JOE: Okay. I’m gonna call about that. We’ll get ‘im out here. But one thing worried me, I did see on that list that you’ve got some windows that don’t quite open?
ME: In the bedroom, yeah. Now the first guy came by and muscled them open and said, “see, they work” so I wasn’t sure—
JOE: Did he work for our company?
ME: No, he’s Scott’s friend. He’s a part time contractor and he—and I’m quoting him here—“doesn’t have time for all this shit.”
ME: Scott Dickweasel,* at Sham Property Management?
JOE: (sighs, shakes head)
ME: (raises eyebrow)
JOE: Let me go get some lube. (turns to leave)
ME: Uh… you mean like WD-40, right?
JOE: Yeah, I’ll start with that. I’ve got a few kinds in my truck.
ME: (to Hamilton) Just… the way he said that…
Joe fixed the windows, took a look around at a few other things, and we scheduled some stuff. I filled Husband in on the rest when he got home:
ME: So here’s a thing: Joe says his whole team has been pulled off all their other work to, quote, “deal with this Sham business.”
ME: As in, all the Sham Property Management Inc. LLC properties in and around St Louis. They’re all facing the same kind of code issues.
HIM: (stunned) Wait—
ME: Remember how Bob said he was gonna call his colleagues in other areas to check on Sham houses?
HIM: (laughs) Scott is soooo fucked.
ME: Yup. Also, the maintenance company is now handling everything to do with the inspections.
HIM: So they’re doing all the sub-contracting, or…?
ME: Yeah, but also they’re scheduling the inspections. Basically, all that shit Scott was never gonna do.
HIM: If all their houses are the same, that’s better for us in court. I still think we need to talk to a lawyer before we move out.
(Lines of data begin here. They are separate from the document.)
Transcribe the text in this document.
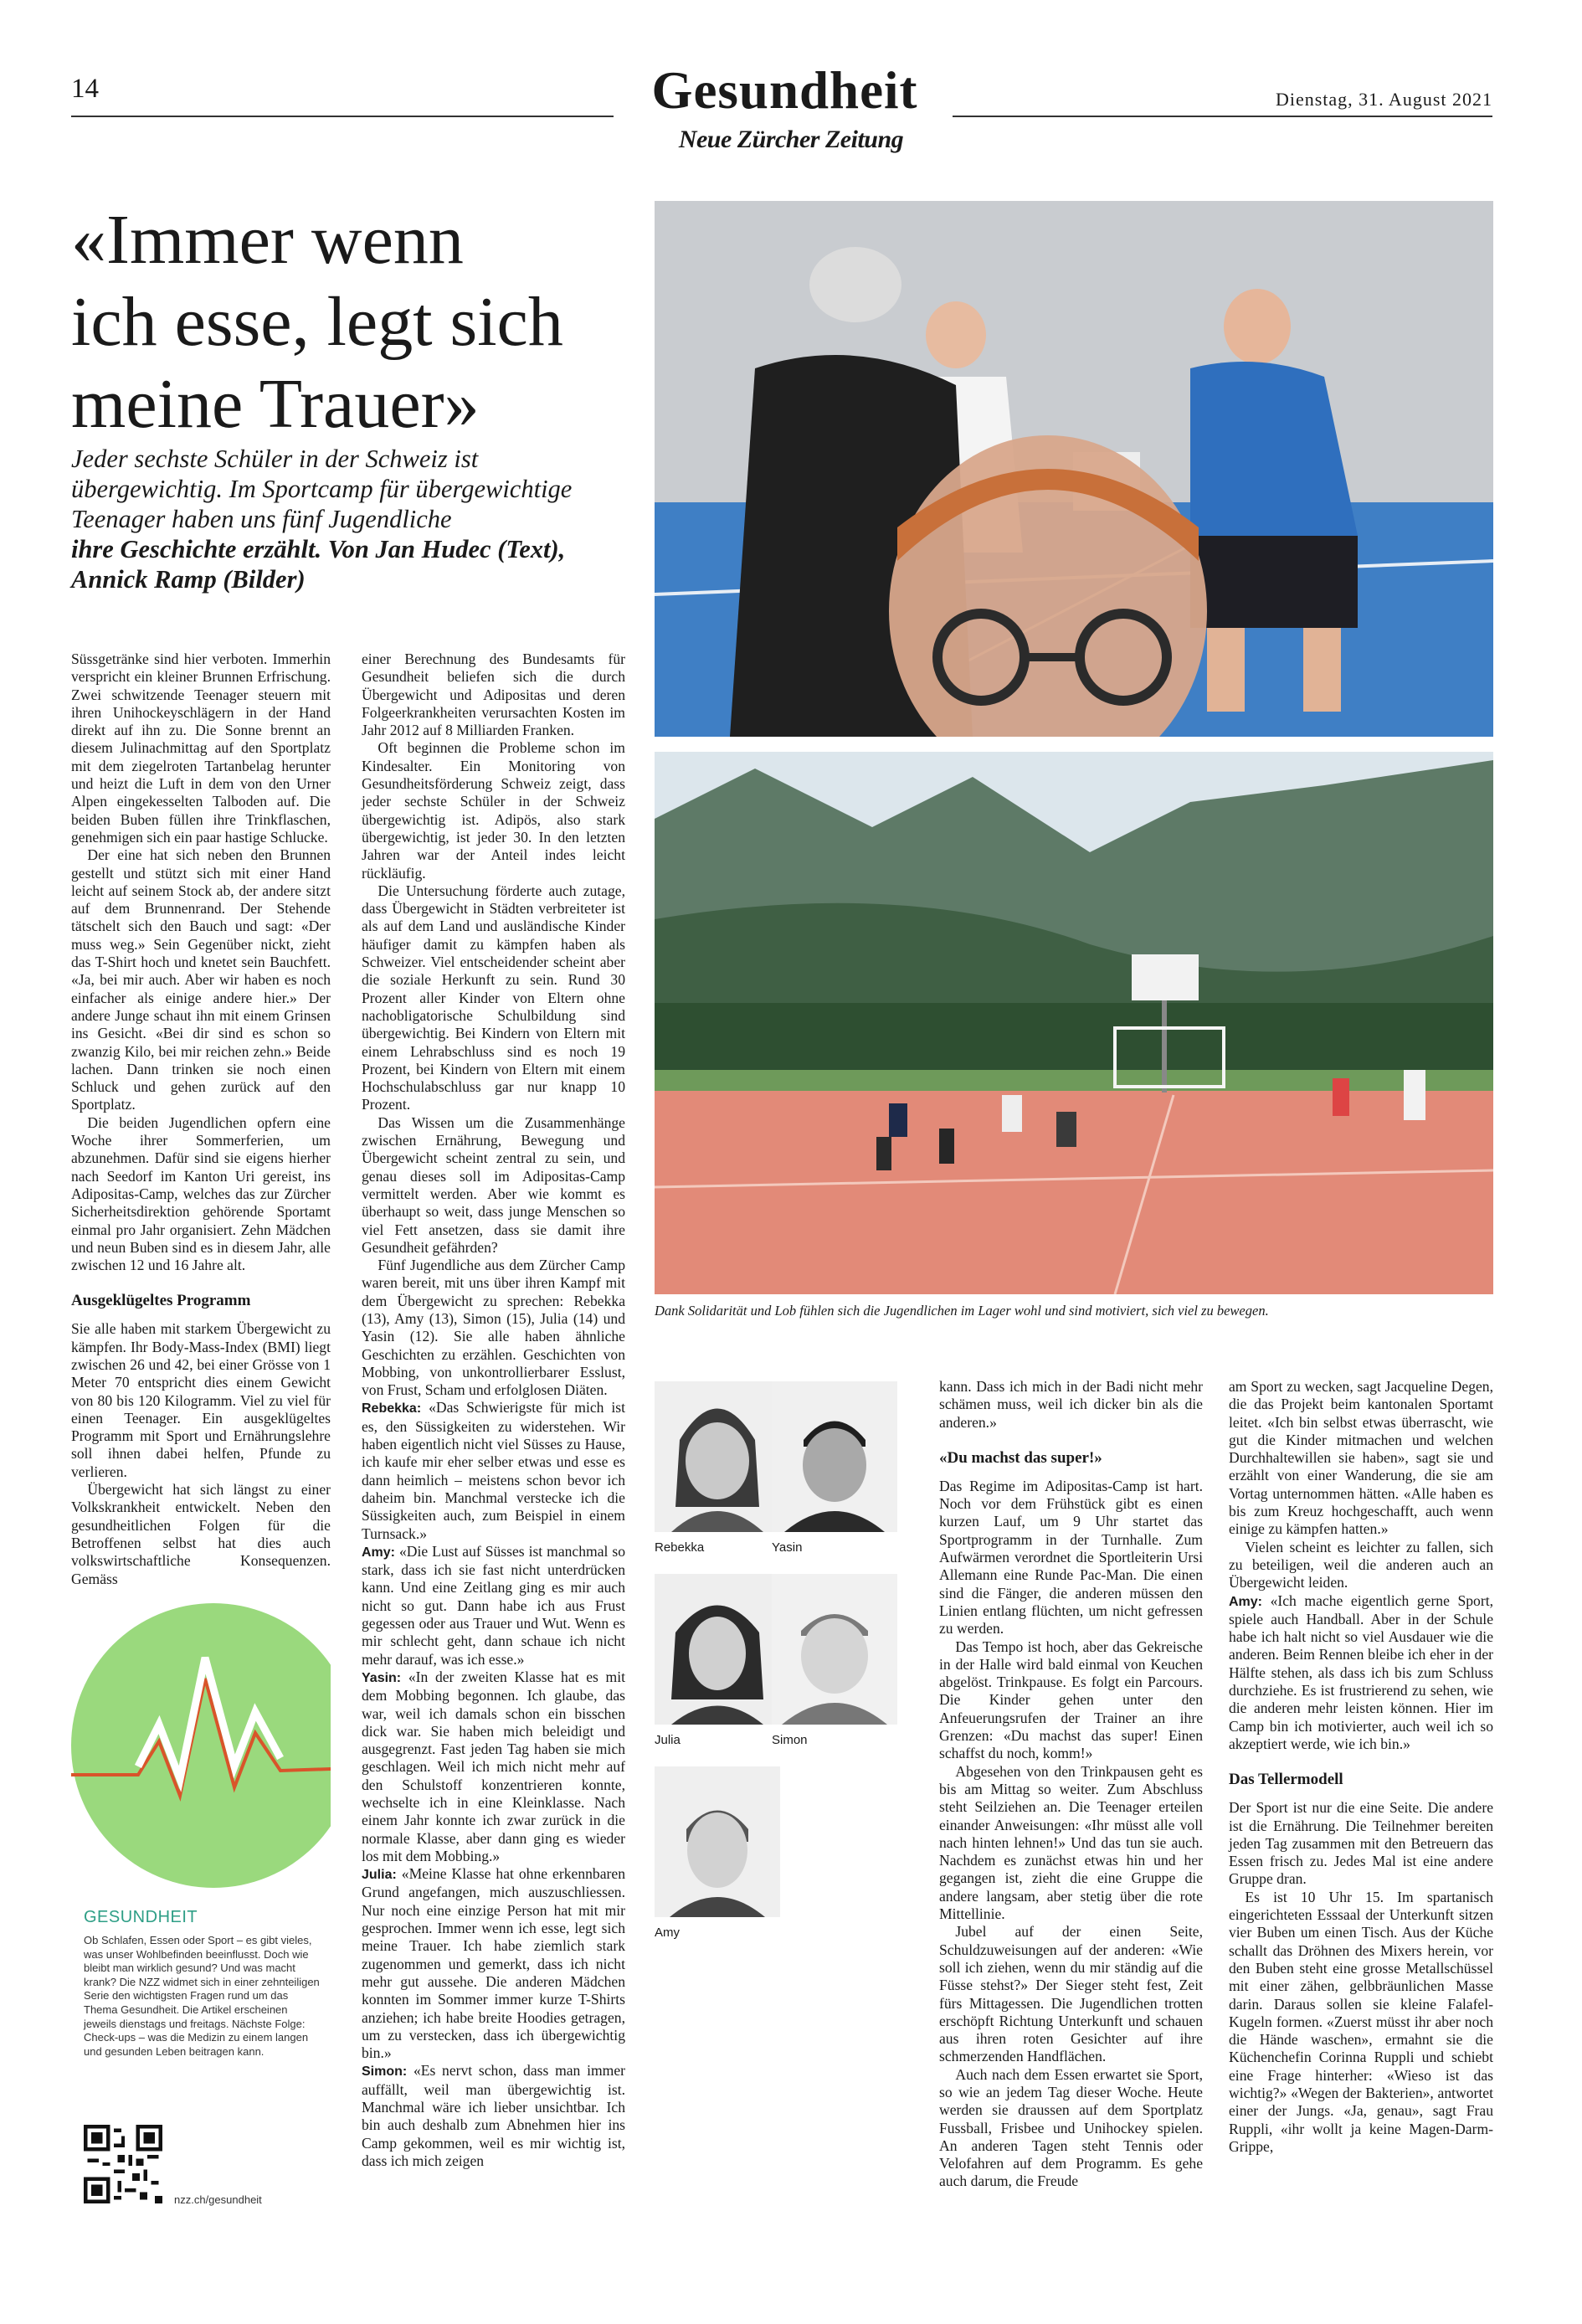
14	Gesundheit	Dienstag, 31. August 2021
Neue Zürcher Zeitung
«Immer wenn
ich esse, legt sich
meine Trauer»
Jeder sechste Schüler in der Schweiz ist
übergewichtig. Im Sportcamp für übergewichtige
Teenager haben uns fünf Jugendliche
ihre Geschichte erzählt. Von Jan Hudec (Text),
Annick Ramp (Bilder)
Dank Solidarität und Lob fühlen sich die Jugendlichen im Lager wohl und sind motiviert, sich viel zu bewegen.

Süssgetränke sind hier verboten. Immerhin verspricht ein kleiner Brunnen Erfrischung. Zwei schwitzende Teenager steuern mit ihren Unihockeyschlägern in der Hand direkt auf ihn zu. Die Sonne brennt an diesem Julinachmittag auf den Sportplatz mit dem ziegelroten Tartanbelag herunter und heizt die Luft in dem von den Urner Alpen eingekesselten Talboden auf. Die beiden Buben füllen ihre Trinkflaschen, genehmigen sich ein paar hastige Schlucke.

Der eine hat sich neben den Brunnen gestellt und stützt sich mit einer Hand leicht auf seinem Stock ab, der andere sitzt auf dem Brunnenrand. Der Stehende tätschelt sich den Bauch und sagt: «Der muss weg.» Sein Gegenüber nickt, zieht das T-Shirt hoch und knetet sein Bauchfett. «Ja, bei mir auch. Aber wir haben es noch einfacher als einige andere hier.» Der andere Junge schaut ihn mit einem Grinsen ins Gesicht. «Bei dir sind es schon so zwanzig Kilo, bei mir reichen zehn.» Beide lachen. Dann trinken sie noch einen Schluck und gehen zurück auf den Sportplatz.

Die beiden Jugendlichen opfern eine Woche ihrer Sommerferien, um abzunehmen. Dafür sind sie eigens hierher nach Seedorf im Kanton Uri gereist, ins Adipositas-Camp, welches das zur Zürcher Sicherheitsdirektion gehörende Sportamt einmal pro Jahr organisiert. Zehn Mädchen und neun Buben sind es in diesem Jahr, alle zwischen 12 und 16 Jahre alt.

Ausgeklügeltes Programm

Sie alle haben mit starkem Übergewicht zu kämpfen. Ihr Body-Mass-Index (BMI) liegt zwischen 26 und 42, bei einer Grösse von 1 Meter 70 entspricht dies einem Gewicht von 80 bis 120 Kilogramm. Viel zu viel für einen Teenager. Ein ausgeklügeltes Programm mit Sport und Ernährungslehre soll ihnen dabei helfen, Pfunde zu verlieren.

Übergewicht hat sich längst zu einer Volkskrankheit entwickelt. Neben den gesundheitlichen Folgen für die Betroffenen selbst hat dies auch volkswirtschaftliche Konsequenzen. Gemäss

GESUNDHEIT
Ob Schlafen, Essen oder Sport – es gibt vieles, was unser Wohlbefinden beeinflusst. Doch wie bleibt man wirklich gesund? Und was macht krank? Die NZZ widmet sich in einer zehnteiligen Serie den wichtigsten Fragen rund um das Thema Gesundheit. Die Artikel erscheinen jeweils dienstags und freitags. Nächste Folge: Check-ups – was die Medizin zu einem langen und gesunden Leben beitragen kann.
nzz.ch/gesundheit

einer Berechnung des Bundesamts für Gesundheit beliefen sich die durch Übergewicht und Adipositas und deren Folgeerkrankheiten verursachten Kosten im Jahr 2012 auf 8 Milliarden Franken.

Oft beginnen die Probleme schon im Kindesalter. Ein Monitoring von Gesundheitsförderung Schweiz zeigt, dass jeder sechste Schüler in der Schweiz übergewichtig ist. Adipös, also stark übergewichtig, ist jeder 30. In den letzten Jahren war der Anteil indes leicht rückläufig.

Die Untersuchung förderte auch zutage, dass Übergewicht in Städten verbreiteter ist als auf dem Land und ausländische Kinder häufiger damit zu kämpfen haben als Schweizer. Viel entscheidender scheint aber die soziale Herkunft zu sein. Rund 30 Prozent aller Kinder von Eltern ohne nachobligatorische Schulbildung sind übergewichtig. Bei Kindern von Eltern mit einem Lehrabschluss sind es noch 19 Prozent, bei Kindern von Eltern mit einem Hochschulabschluss gar nur knapp 10 Prozent.

Das Wissen um die Zusammenhänge zwischen Ernährung, Bewegung und Übergewicht scheint zentral zu sein, und genau dieses soll im Adipositas-Camp vermittelt werden. Aber wie kommt es überhaupt so weit, dass junge Menschen so viel Fett ansetzen, dass sie damit ihre Gesundheit gefährden?

Fünf Jugendliche aus dem Zürcher Camp waren bereit, mit uns über ihren Kampf mit dem Übergewicht zu sprechen: Rebekka (13), Amy (13), Simon (15), Julia (14) und Yasin (12). Sie alle haben ähnliche Geschichten zu erzählen. Geschichten von Mobbing, von unkontrollierbarer Esslust, von Frust, Scham und erfolglosen Diäten.

Rebekka: «Das Schwierigste für mich ist es, den Süssigkeiten zu widerstehen. Wir haben eigentlich nicht viel Süsses zu Hause, ich kaufe mir eher selber etwas und esse es dann heimlich – meistens schon bevor ich daheim bin. Manchmal verstecke ich die Süssigkeiten auch, zum Beispiel in einem Turnsack.»

Amy: «Die Lust auf Süsses ist manchmal so stark, dass ich sie fast nicht unterdrücken kann. Und eine Zeitlang ging es mir auch nicht so gut. Dann habe ich aus Frust gegessen oder aus Trauer und Wut. Wenn es mir schlecht geht, dann schaue ich nicht mehr darauf, was ich esse.»

Yasin: «In der zweiten Klasse hat es mit dem Mobbing begonnen. Ich glaube, das war, weil ich damals schon ein bisschen dick war. Sie haben mich beleidigt und ausgegrenzt. Fast jeden Tag haben sie mich geschlagen. Weil ich mich nicht mehr auf den Schulstoff konzentrieren konnte, wechselte ich in eine Kleinklasse. Nach einem Jahr konnte ich zwar zurück in die normale Klasse, aber dann ging es wieder los mit dem Mobbing.»

Julia: «Meine Klasse hat ohne erkennbaren Grund angefangen, mich auszuschliessen. Nur noch eine einzige Person hat mit mir gesprochen. Immer wenn ich esse, legt sich meine Trauer. Ich habe ziemlich stark zugenommen und gemerkt, dass ich nicht mehr gut aussehe. Die anderen Mädchen konnten im Sommer immer kurze T-Shirts anziehen; ich habe breite Hoodies getragen, um zu verstecken, dass ich übergewichtig bin.»

Simon: «Es nervt schon, dass man immer auffällt, weil man übergewichtig ist. Manchmal wäre ich lieber unsichtbar. Ich bin auch deshalb zum Abnehmen hier ins Camp gekommen, weil es mir wichtig ist, dass ich mich zeigen

Rebekka	Yasin
Julia	Simon
Amy

kann. Dass ich mich in der Badi nicht mehr schämen muss, weil ich dicker bin als die anderen.»

«Du machst das super!»

Das Regime im Adipositas-Camp ist hart. Noch vor dem Frühstück gibt es einen kurzen Lauf, um 9 Uhr startet das Sportprogramm in der Turnhalle. Zum Aufwärmen verordnet die Sportleiterin Ursi Allemann eine Runde Pac-Man. Die einen sind die Fänger, die anderen müssen den Linien entlang flüchten, um nicht gefressen zu werden.

Das Tempo ist hoch, aber das Gekreische in der Halle wird bald einmal von Keuchen abgelöst. Trinkpause. Es folgt ein Parcours. Die Kinder gehen unter den Anfeuerungsrufen der Trainer an ihre Grenzen: «Du machst das super! Einen schaffst du noch, komm!»

Abgesehen von den Trinkpausen geht es bis am Mittag so weiter. Zum Abschluss steht Seilziehen an. Die Teenager erteilen einander Anweisungen: «Ihr müsst alle voll nach hinten lehnen!» Und das tun sie auch. Nachdem es zunächst etwas hin und her gegangen ist, zieht die eine Gruppe die andere langsam, aber stetig über die rote Mittellinie.

Jubel auf der einen Seite, Schuldzuweisungen auf der anderen: «Wie soll ich ziehen, wenn du mir ständig auf die Füsse stehst?» Der Sieger steht fest, Zeit fürs Mittagessen. Die Jugendlichen trotten erschöpft Richtung Unterkunft und schauen aus ihren roten Gesichter auf ihre schmerzenden Handflächen.

Auch nach dem Essen erwartet sie Sport, so wie an jedem Tag dieser Woche. Heute werden sie draussen auf dem Sportplatz Fussball, Frisbee und Unihockey spielen. An anderen Tagen steht Tennis oder Velofahren auf dem Programm. Es gehe auch darum, die Freude

am Sport zu wecken, sagt Jacqueline Degen, die das Projekt beim kantonalen Sportamt leitet. «Ich bin selbst etwas überrascht, wie gut die Kinder mitmachen und welchen Durchhaltewillen sie haben», sagt sie und erzählt von einer Wanderung, die sie am Vortag unternommen hätten. «Alle haben es bis zum Kreuz hochgeschafft, auch wenn einige zu kämpfen hatten.»

Vielen scheint es leichter zu fallen, sich zu beteiligen, weil die anderen auch an Übergewicht leiden.

Amy: «Ich mache eigentlich gerne Sport, spiele auch Handball. Aber in der Schule habe ich halt nicht so viel Ausdauer wie die anderen. Beim Rennen bleibe ich eher in der Hälfte stehen, als dass ich bis zum Schluss durchziehe. Es ist frustrierend zu sehen, wie die anderen mehr leisten können. Hier im Camp bin ich motivierter, auch weil ich so akzeptiert werde, wie ich bin.»

Das Tellermodell

Der Sport ist nur die eine Seite. Die andere ist die Ernährung. Die Teilnehmer bereiten jeden Tag zusammen mit den Betreuern das Essen frisch zu. Jedes Mal ist eine andere Gruppe dran.

Es ist 10 Uhr 15. Im spartanisch eingerichteten Esssaal der Unterkunft sitzen vier Buben um einen Tisch. Aus der Küche schallt das Dröhnen des Mixers herein, vor den Buben steht eine grosse Metallschüssel mit einer zähen, gelbbräunlichen Masse darin. Daraus sollen sie kleine Falafel-Kugeln formen. «Zuerst müsst ihr aber noch die Hände waschen», ermahnt sie die Küchenchefin Corinna Ruppli und schiebt eine Frage hinterher: «Wieso ist das wichtig?» «Wegen der Bakterien», antwortet einer der Jungs. «Ja, genau», sagt Frau Ruppli, «ihr wollt ja keine Magen-Darm-Grippe,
ME: Yeah, but we may not have to move out, that’s my point.
HIM: (doubtful) Maybe…
ME: And also, this might explain why Scott hasn’t been answering my texts or taking my calls.
HIM: How so?
ME: If he’s already been fired…
HIM: (shrugs) It’s possible.
What do you think? Dare I hope he’s out of a job?
Or is that petty of me?
* Probably his actual name, but not the one he puts on business cards.